When pancreatic cancer is detected at an early stage and surgical removal of the tumor is possible, the five-year survival rate is 39 percent, according to the American Society of Clinical Oncology. “Because pancreatic cancer is tough to diagnose, and mostly diagnosed in later stages, too few people have the opportunity for surgery,” explains Reiss. “But even among those that do get surgery, the recurrence rate is too high and clearly we need to improve on that.”
The multisite trial, which is run by the cooperative ECOG-ACRIN Cancer Research Group, will include 152 patients; its goal is to compare the traditional approach of observation after completing treatment to a one-year regimen of olaparib taken orally twice a day. The patient cohort will be divided into two groups, with Group 1 receiving olaparib (102 patients) and Group 2 receiving a placebo (50 patients). The study is double blind, meaning that neither the patient nor the treating physician will know which group the patient is in.

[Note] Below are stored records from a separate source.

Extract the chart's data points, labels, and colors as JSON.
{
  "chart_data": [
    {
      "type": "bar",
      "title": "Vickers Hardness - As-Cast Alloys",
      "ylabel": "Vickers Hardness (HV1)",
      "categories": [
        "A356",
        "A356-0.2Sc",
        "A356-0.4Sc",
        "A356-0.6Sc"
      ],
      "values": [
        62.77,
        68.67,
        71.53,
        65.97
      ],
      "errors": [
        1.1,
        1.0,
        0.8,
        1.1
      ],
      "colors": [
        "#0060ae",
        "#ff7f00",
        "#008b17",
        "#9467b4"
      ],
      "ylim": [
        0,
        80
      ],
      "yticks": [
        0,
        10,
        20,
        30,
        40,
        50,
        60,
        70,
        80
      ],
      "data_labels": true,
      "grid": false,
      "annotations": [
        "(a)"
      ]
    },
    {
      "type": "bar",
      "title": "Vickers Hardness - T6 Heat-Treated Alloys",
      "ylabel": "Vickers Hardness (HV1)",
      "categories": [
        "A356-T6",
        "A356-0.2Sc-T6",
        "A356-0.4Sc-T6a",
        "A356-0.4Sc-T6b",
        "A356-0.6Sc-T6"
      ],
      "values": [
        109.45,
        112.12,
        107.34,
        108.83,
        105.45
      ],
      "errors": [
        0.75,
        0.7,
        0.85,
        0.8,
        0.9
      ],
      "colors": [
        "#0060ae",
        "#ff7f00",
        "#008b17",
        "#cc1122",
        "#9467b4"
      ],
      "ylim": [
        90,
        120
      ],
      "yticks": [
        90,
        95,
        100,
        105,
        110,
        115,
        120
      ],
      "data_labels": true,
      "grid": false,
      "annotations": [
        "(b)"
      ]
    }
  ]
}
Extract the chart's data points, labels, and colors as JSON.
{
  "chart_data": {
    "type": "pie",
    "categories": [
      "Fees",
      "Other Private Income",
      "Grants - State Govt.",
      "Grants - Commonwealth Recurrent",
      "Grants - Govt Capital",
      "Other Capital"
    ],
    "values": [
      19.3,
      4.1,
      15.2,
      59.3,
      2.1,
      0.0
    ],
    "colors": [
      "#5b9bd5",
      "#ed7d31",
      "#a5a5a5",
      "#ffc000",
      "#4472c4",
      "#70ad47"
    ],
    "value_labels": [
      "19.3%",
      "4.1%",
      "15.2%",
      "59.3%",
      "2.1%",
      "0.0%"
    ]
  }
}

The trial is expected to run about four to five years, says Reiss, given that this is a rare population of patients. And although the number of pancreatic cancer patients who are deemed surgery-eligible at the time of diagnosis is small, it bears pointing out that finding surgery-eligible patients who carry a DNA-repair mechanism mutation like BRCA or PALB2 is going to be “a little tougher,” adds Reiss, citing that only about five to eight percent of pancreatic cancer patients carry these mutations.
Nonetheless, she and her colleagues are up for the challenge. “Even with the very best treatments, people who get surgery have a high risk of recurrence,” she explains. “Though this particular cohort of surgery-eligible patients with a repair-deficiency mutation is small, PARP inhibitor therapy may be an incredible benefit to them. We hope this increases the chance for them to have a normal lifespan. That is exciting.”
The trial is designed to allow as many people as possible to enroll since eligibility requirements are slightly less stringent than on traditional trials. “We only need 152 patients for this, and I am hopeful we will get there,” says Reiss. “We’ve tried to make it as easy as possible for people.” And if the study shows efficacy, there probably “won’t be a need for a larger study,” she adds. “If the study is positive, we hope it would become a guideline and change the standard of care for this patient population.”
She also emphasizes the need for genetic testing for all pancreatic cancer patients. “Every day we are learning more about how important genetic testing can be for patients,” she says. “And that translates to the ongoing work in designing treatments that are more effective in targeting mutations. That’s how we are going to make a difference in treating this disease.”